Louis Perriot naît le 9 décembre 1893 à Blois, dans l’hospice de la préfecture du Loir-et-Cher. Il est le fils d’Henriette Hélène Perriot. Elle est élève des hospices de la Seine, c’est-à-dire une enfant abandonnée, âgée de 18 ans, travaillant comme domestique à Lassay-sur-Croisne. Le village, situé en Grande Sologne, est proche de Romorantin. Comme c’est le cas de sa mère, le père de Louis Perriot est inconnu.

Lorsqu’il est recensé pour ses obligations militaires, en 1913, Louis Perriot est garçon de café et vit à Paris, boulevard Voltaire (11e arr.). Sa mère vit aussi dans la capitale, passage des Abbesses (18e arr.) et elle se marie en mars 1913 avec Franck Marie Courouve, inspecteur d’assurances. Louis Perriot conservera des relations avec elle et sa nouvelle belle-famille.

Le service militaire de Louis Perriot débute fin novembre 1913 au 45e régiment d'infanterie. Il est donc sous les drapeaux en août 1914, lorsque démarre la première guerre mondiale.
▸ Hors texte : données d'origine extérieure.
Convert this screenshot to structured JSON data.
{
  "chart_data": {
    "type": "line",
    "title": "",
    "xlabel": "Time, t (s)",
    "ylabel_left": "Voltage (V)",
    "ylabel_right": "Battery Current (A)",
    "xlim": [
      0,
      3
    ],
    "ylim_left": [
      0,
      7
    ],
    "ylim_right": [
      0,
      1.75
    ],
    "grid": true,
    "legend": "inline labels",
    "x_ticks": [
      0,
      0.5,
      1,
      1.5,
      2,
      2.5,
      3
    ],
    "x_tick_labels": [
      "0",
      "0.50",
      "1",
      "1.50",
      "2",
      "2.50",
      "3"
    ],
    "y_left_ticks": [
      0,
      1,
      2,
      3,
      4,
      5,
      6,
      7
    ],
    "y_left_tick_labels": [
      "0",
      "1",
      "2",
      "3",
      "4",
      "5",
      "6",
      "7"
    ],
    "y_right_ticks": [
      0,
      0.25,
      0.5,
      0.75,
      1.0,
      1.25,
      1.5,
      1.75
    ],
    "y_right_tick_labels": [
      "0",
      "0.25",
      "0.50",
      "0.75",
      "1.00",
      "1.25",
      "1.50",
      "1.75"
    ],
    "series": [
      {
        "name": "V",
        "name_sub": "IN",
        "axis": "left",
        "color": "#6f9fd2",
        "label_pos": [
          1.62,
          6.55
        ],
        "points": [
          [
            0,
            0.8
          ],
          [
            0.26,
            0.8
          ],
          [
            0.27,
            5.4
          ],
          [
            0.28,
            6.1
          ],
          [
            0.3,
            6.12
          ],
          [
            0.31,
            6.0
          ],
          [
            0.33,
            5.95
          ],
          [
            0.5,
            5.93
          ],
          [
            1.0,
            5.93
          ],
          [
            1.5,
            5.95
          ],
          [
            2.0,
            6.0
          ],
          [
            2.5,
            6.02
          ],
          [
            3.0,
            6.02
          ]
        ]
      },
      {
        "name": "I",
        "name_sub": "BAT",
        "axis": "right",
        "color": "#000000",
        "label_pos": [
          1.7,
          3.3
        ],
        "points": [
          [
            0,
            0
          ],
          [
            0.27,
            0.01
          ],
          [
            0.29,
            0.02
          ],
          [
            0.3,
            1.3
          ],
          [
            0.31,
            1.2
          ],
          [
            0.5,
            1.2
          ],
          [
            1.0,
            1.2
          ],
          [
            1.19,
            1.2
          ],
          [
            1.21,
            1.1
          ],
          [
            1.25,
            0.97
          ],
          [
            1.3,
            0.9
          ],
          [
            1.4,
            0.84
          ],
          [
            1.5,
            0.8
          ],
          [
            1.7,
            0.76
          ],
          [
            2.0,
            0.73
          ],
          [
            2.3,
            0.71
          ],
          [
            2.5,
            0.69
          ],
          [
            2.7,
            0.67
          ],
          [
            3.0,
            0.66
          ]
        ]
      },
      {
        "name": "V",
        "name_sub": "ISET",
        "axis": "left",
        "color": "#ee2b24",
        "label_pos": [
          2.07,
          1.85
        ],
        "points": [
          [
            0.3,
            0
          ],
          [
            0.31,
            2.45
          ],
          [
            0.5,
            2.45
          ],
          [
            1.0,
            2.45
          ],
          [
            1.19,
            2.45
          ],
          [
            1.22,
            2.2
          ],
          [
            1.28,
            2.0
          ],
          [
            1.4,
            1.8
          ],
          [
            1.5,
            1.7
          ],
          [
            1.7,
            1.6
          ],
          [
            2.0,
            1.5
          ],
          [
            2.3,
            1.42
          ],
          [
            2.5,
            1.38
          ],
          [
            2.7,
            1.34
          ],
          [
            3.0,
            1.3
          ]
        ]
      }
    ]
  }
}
Il devient caporal en septembre 1914 puis sous-officier, comme sergent fourrier, en mars 1915. En octobre cette même année, il embarque depuis Sète (Hérault) pour Salonique (Grèce) où il intègre l’armée d’Orient. Il est blessé à la cheville gauche dans des tranchées des Crêtes Rocheuses, au secteur du Tarda en janvier blessé par un éclat d’obus.

En février 1918, Perriot rejoint, comme élève-pilote le centre d'entrainement de Cèdes, école de pilotage de l'aviation militaire française installée près de Salonique. Il obtient son brevet de pilote le 22 septembre et est affecté au Parc de Sakuleu (ou Sakulevo), infrastructure logistique d'aviation militaire française, situé dans la région de Florina en Macédoine (nord de la Grèce). En octobre, il devient membre de l’escadrille 509.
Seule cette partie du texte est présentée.